Flannery may be compelled to attend PAC hearing

Kenny calls for ‘clarity and co-operation’in Flannery’s dealings with PAC

Frank Flannery, who has resigned from his roles as a director of organisation and director of elections with Fine Gael, at the party’s recent ardfheis. Photograph: Eric Luke

Frank Flannery, who has resigned from his roles as a director of organisation and director of elections with Fine Gael, at the party’s recent ardfheis. Photograph: Eric Luke


Former Fine Gael strategist Frank Flannery now faces the prospect of moves to compel him to appear before the Public Accounts Committee (PAC) to discuss his pension, lobbying and business links with Rehab.

After Mr Flannery resigned yesterday from a number of positions in Fine Gael and the charity, Taoiseach Enda Kenny led calls for him to give evidence at a public hearing of the committee.

Mr Kenny said it is important there should be “clarity and co-operation” in Mr Flannery’s relations with the PAC. “I am sure that if he is invited that he would attend there.”

PAC chairman John McGuinness said the committee clerk has written to Mr Flannery directly inviting him to appear “at a date to be agreed”.

“He’s an informed citizen, he knows more than most what happens before the committee and we would like to hear from him.” Mr McGuinness said he would ask the PAC to compel him to attend if it comes to it, but hoped it would not.

“We can request compellability but my belief is that it shouldn’t go that far and that Frank Flannery should appear and allow us to do our work.”

Such a request would be subject to the agreement of the PAC, and to a vote on Committee on Procedures and Privileges, on which the Government has an inbuilt majority. A senior political source said it was significant that Mr Kenny’s remarks, on a visit to Manchester, regarding the PAC were unprompted by any questions.

Mr Flannery did not respond to queries last night and a source close to him did not say whether he would attend. “When he is invited, he will respond clearly.”

The Taoiseach was unhappy about Mr Flannery’s handling of recent controversies involving Rehab, which has been under pressure over its pay policies and business affairs. It intensified when The Irish Times disclosed on Saturday that he had been paid thousands by Rehab to lobby the Government.

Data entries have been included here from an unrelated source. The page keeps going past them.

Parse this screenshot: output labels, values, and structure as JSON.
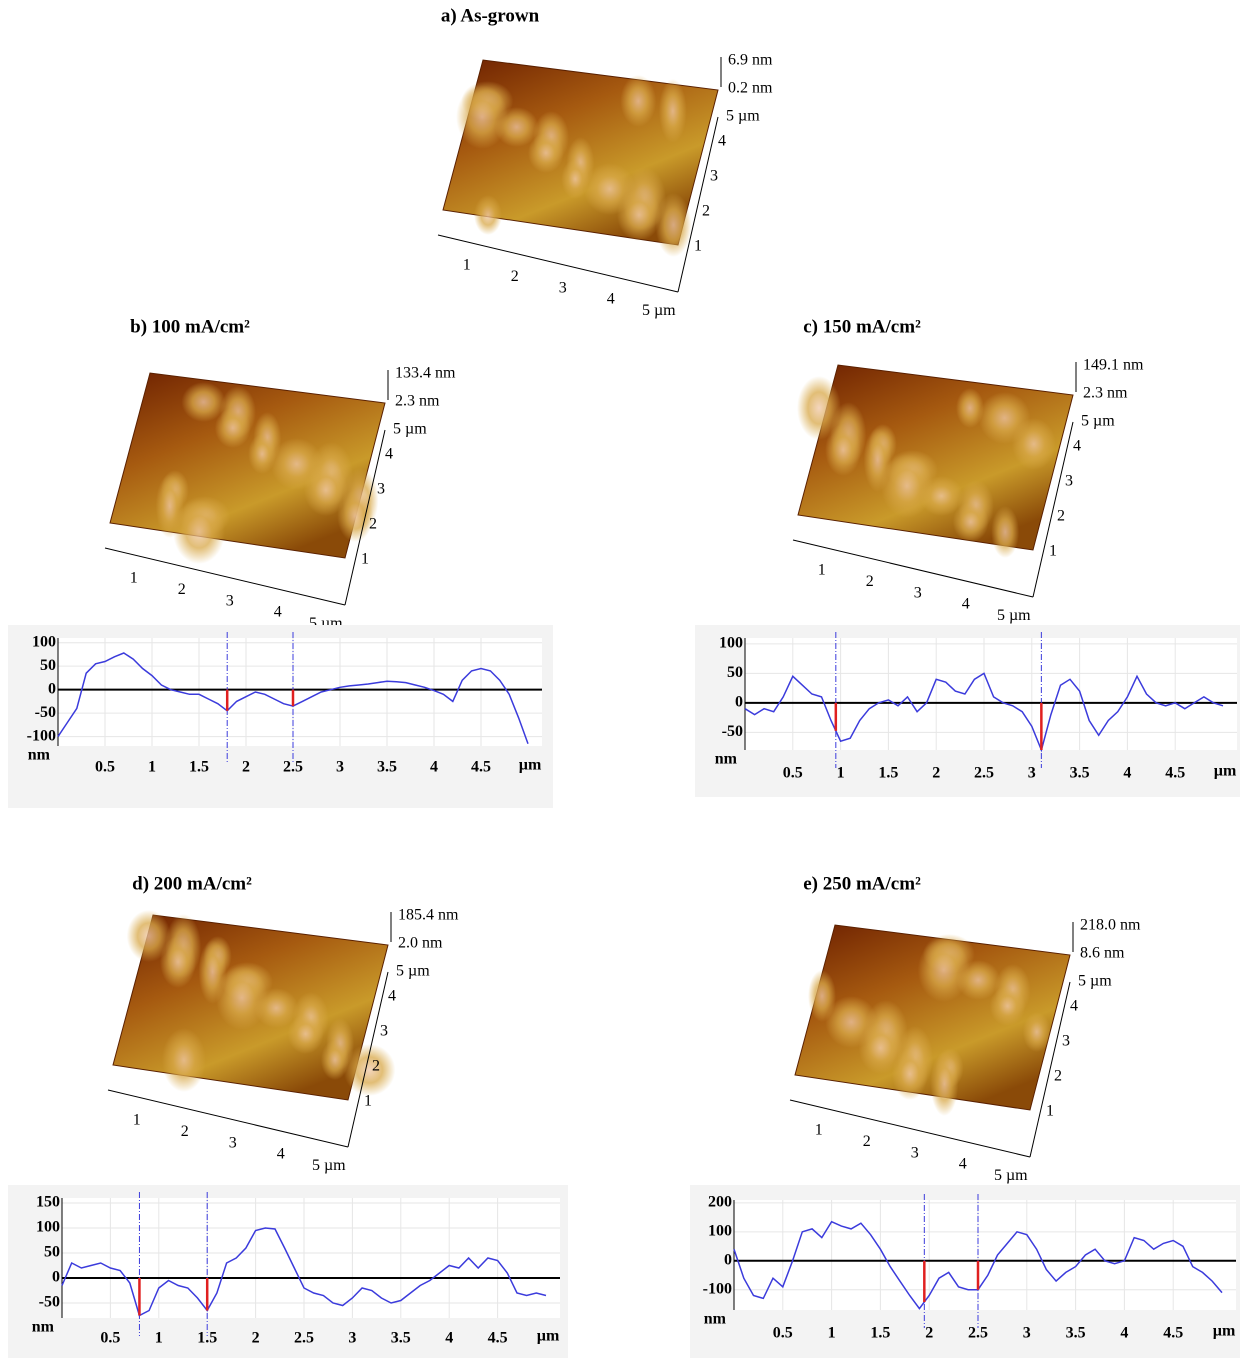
{
  "panels": [
    {
      "title": "a) As-grown",
      "z_labels": [
        "6.9 nm",
        "0.2 nm"
      ],
      "x_ticks": [
        "1",
        "2",
        "3",
        "4",
        "5 µm"
      ],
      "y_ticks": [
        "1",
        "2",
        "3",
        "4",
        "5 µm"
      ]
    },
    {
      "title": "b) 100 mA/cm²",
      "z_labels": [
        "133.4 nm",
        "2.3 nm"
      ],
      "x_ticks": [
        "1",
        "2",
        "3",
        "4",
        "5 µm"
      ],
      "y_ticks": [
        "1",
        "2",
        "3",
        "4",
        "5 µm"
      ]
    },
    {
      "title": "c) 150 mA/cm²",
      "z_labels": [
        "149.1 nm",
        "2.3 nm"
      ],
      "x_ticks": [
        "1",
        "2",
        "3",
        "4",
        "5 µm"
      ],
      "y_ticks": [
        "1",
        "2",
        "3",
        "4",
        "5 µm"
      ]
    },
    {
      "title": "d) 200 mA/cm²",
      "z_labels": [
        "185.4 nm",
        "2.0 nm"
      ],
      "x_ticks": [
        "1",
        "2",
        "3",
        "4",
        "5 µm"
      ],
      "y_ticks": [
        "1",
        "2",
        "3",
        "4",
        "5 µm"
      ]
    },
    {
      "title": "e) 250 mA/cm²",
      "z_labels": [
        "218.0 nm",
        "8.6 nm"
      ],
      "x_ticks": [
        "1",
        "2",
        "3",
        "4",
        "5 µm"
      ],
      "y_ticks": [
        "1",
        "2",
        "3",
        "4",
        "5 µm"
      ]
    }
  ],
  "chart_data": [
    {
      "type": "line",
      "x_label": "µm",
      "y_label": "nm",
      "color": "#3b3bdc",
      "cursor_color": "#e02020",
      "grid": true,
      "x": [
        0,
        0.1,
        0.2,
        0.3,
        0.4,
        0.5,
        0.6,
        0.7,
        0.8,
        0.9,
        1,
        1.1,
        1.2,
        1.3,
        1.4,
        1.5,
        1.6,
        1.7,
        1.8,
        1.9,
        2,
        2.1,
        2.2,
        2.3,
        2.4,
        2.5,
        2.6,
        2.7,
        2.8,
        2.9,
        3,
        3.1,
        3.2,
        3.3,
        3.4,
        3.5,
        3.6,
        3.7,
        3.8,
        3.9,
        4,
        4.1,
        4.2,
        4.3,
        4.4,
        4.5,
        4.6,
        4.7,
        4.8,
        4.9,
        5
      ],
      "values": [
        -100,
        -70,
        -40,
        35,
        55,
        60,
        70,
        78,
        65,
        45,
        30,
        10,
        0,
        -5,
        -10,
        -10,
        -20,
        -30,
        -45,
        -25,
        -15,
        -5,
        -10,
        -20,
        -30,
        -35,
        -25,
        -15,
        -5,
        0,
        5,
        8,
        10,
        12,
        15,
        18,
        17,
        15,
        10,
        5,
        -2,
        -10,
        -25,
        20,
        40,
        45,
        40,
        20,
        -10,
        -60,
        -115
      ],
      "cursors": [
        1.8,
        2.5
      ],
      "xlim": [
        0,
        5
      ],
      "xticks": [
        0.5,
        1,
        1.5,
        2,
        2.5,
        3,
        3.5,
        4,
        4.5
      ],
      "ylim": [
        -120,
        110
      ],
      "yticks": [
        -100,
        -50,
        0,
        50,
        100
      ]
    },
    {
      "type": "line",
      "x_label": "µm",
      "y_label": "nm",
      "color": "#3b3bdc",
      "cursor_color": "#e02020",
      "grid": true,
      "x": [
        0,
        0.1,
        0.2,
        0.3,
        0.4,
        0.5,
        0.6,
        0.7,
        0.8,
        0.9,
        1,
        1.1,
        1.2,
        1.3,
        1.4,
        1.5,
        1.6,
        1.7,
        1.8,
        1.9,
        2,
        2.1,
        2.2,
        2.3,
        2.4,
        2.5,
        2.6,
        2.7,
        2.8,
        2.9,
        3,
        3.1,
        3.2,
        3.3,
        3.4,
        3.5,
        3.6,
        3.7,
        3.8,
        3.9,
        4,
        4.1,
        4.2,
        4.3,
        4.4,
        4.5,
        4.6,
        4.7,
        4.8,
        4.9,
        5
      ],
      "values": [
        -10,
        -20,
        -10,
        -15,
        10,
        45,
        30,
        15,
        10,
        -30,
        -65,
        -60,
        -30,
        -10,
        0,
        5,
        -5,
        10,
        -15,
        0,
        40,
        35,
        20,
        15,
        40,
        50,
        10,
        0,
        -5,
        -15,
        -40,
        -80,
        -20,
        30,
        40,
        20,
        -30,
        -55,
        -30,
        -15,
        10,
        45,
        15,
        0,
        -5,
        0,
        -10,
        0,
        10,
        0,
        -5
      ],
      "cursors": [
        0.95,
        3.1
      ],
      "xlim": [
        0,
        5
      ],
      "xticks": [
        0.5,
        1,
        1.5,
        2,
        2.5,
        3,
        3.5,
        4,
        4.5
      ],
      "ylim": [
        -80,
        110
      ],
      "yticks": [
        -50,
        0,
        50,
        100
      ]
    },
    {
      "type": "line",
      "x_label": "µm",
      "y_label": "nm",
      "color": "#3b3bdc",
      "cursor_color": "#e02020",
      "grid": true,
      "x": [
        0,
        0.1,
        0.2,
        0.3,
        0.4,
        0.5,
        0.6,
        0.7,
        0.8,
        0.9,
        1,
        1.1,
        1.2,
        1.3,
        1.4,
        1.5,
        1.6,
        1.7,
        1.8,
        1.9,
        2,
        2.1,
        2.2,
        2.3,
        2.4,
        2.5,
        2.6,
        2.7,
        2.8,
        2.9,
        3,
        3.1,
        3.2,
        3.3,
        3.4,
        3.5,
        3.6,
        3.7,
        3.8,
        3.9,
        4,
        4.1,
        4.2,
        4.3,
        4.4,
        4.5,
        4.6,
        4.7,
        4.8,
        4.9,
        5
      ],
      "values": [
        -15,
        30,
        20,
        25,
        30,
        20,
        15,
        -10,
        -75,
        -65,
        -20,
        -5,
        -15,
        -20,
        -40,
        -65,
        -30,
        30,
        40,
        60,
        95,
        100,
        98,
        60,
        20,
        -20,
        -30,
        -35,
        -50,
        -55,
        -40,
        -20,
        -25,
        -40,
        -50,
        -45,
        -30,
        -15,
        -5,
        10,
        25,
        20,
        40,
        20,
        40,
        35,
        10,
        -30,
        -35,
        -30,
        -35
      ],
      "cursors": [
        0.8,
        1.5
      ],
      "xlim": [
        0,
        5
      ],
      "xticks": [
        0.5,
        1,
        1.5,
        2,
        2.5,
        3,
        3.5,
        4,
        4.5
      ],
      "ylim": [
        -80,
        160
      ],
      "yticks": [
        -50,
        0,
        50,
        100,
        150
      ]
    },
    {
      "type": "line",
      "x_label": "µm",
      "y_label": "nm",
      "color": "#3b3bdc",
      "cursor_color": "#e02020",
      "grid": true,
      "x": [
        0,
        0.1,
        0.2,
        0.3,
        0.4,
        0.5,
        0.6,
        0.7,
        0.8,
        0.9,
        1,
        1.1,
        1.2,
        1.3,
        1.4,
        1.5,
        1.6,
        1.7,
        1.8,
        1.9,
        2,
        2.1,
        2.2,
        2.3,
        2.4,
        2.5,
        2.6,
        2.7,
        2.8,
        2.9,
        3,
        3.1,
        3.2,
        3.3,
        3.4,
        3.5,
        3.6,
        3.7,
        3.8,
        3.9,
        4,
        4.1,
        4.2,
        4.3,
        4.4,
        4.5,
        4.6,
        4.7,
        4.8,
        4.9,
        5
      ],
      "values": [
        40,
        -60,
        -120,
        -130,
        -60,
        -90,
        0,
        100,
        110,
        80,
        135,
        120,
        110,
        130,
        90,
        40,
        -20,
        -70,
        -120,
        -165,
        -120,
        -60,
        -40,
        -90,
        -100,
        -100,
        -50,
        20,
        60,
        100,
        90,
        40,
        -30,
        -70,
        -40,
        -20,
        20,
        40,
        0,
        -10,
        0,
        80,
        70,
        40,
        60,
        70,
        50,
        -20,
        -40,
        -70,
        -110
      ],
      "cursors": [
        1.95,
        2.5
      ],
      "xlim": [
        0,
        5
      ],
      "xticks": [
        0.5,
        1,
        1.5,
        2,
        2.5,
        3,
        3.5,
        4,
        4.5
      ],
      "ylim": [
        -170,
        210
      ],
      "yticks": [
        -100,
        0,
        100,
        200
      ]
    }
  ]
}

This prompted a fresh wave of pressure on Mr Flannery within the Coalition, and complaints that the Rehab affair had gone on too long without adequate response from Rehab.

It led to Mr Flannery’s resignation yesterday as a Rehab director, as well as a Fine Gael trustee, director of organisation and director of elections for the upcoming local campaign.

At the apex
He has been at the apex of the Fine Gael organisation for decades, and is

also credited with helping to rebuild Fine Gael, alongside Mr Kenny, after its worst election performance in 2002. In a statement, he said Fine Gael and Mr Kenny “will continue to have my complete support and I will assist the party in any way I can as a private citizen”.

However, he did not address outstanding questions surrounding his lobbying, pension and business arrangements with Rehab. The charity is expected to provide written responses to the PAC today and the committee will discuss the affair on Thursday.

Mr Flannery spent 34 years working for Rehab, before retiring as chief executive in 2006. He rejoined the board in 2011 but has stepped down with immediate effect.

“It is a step that I undertake with real regret but I have come to the opinion that my involvement with the board is making the Rehab Group the subject of political controversy at this time,” his statement added.

Rehab in a stament last night said: “The Rehab Group Board has today received the resignation of Mr Frank Flannery ... [The board] would like to sincerely thank Mr Flannery for his service as a board member and wish him well for the future.”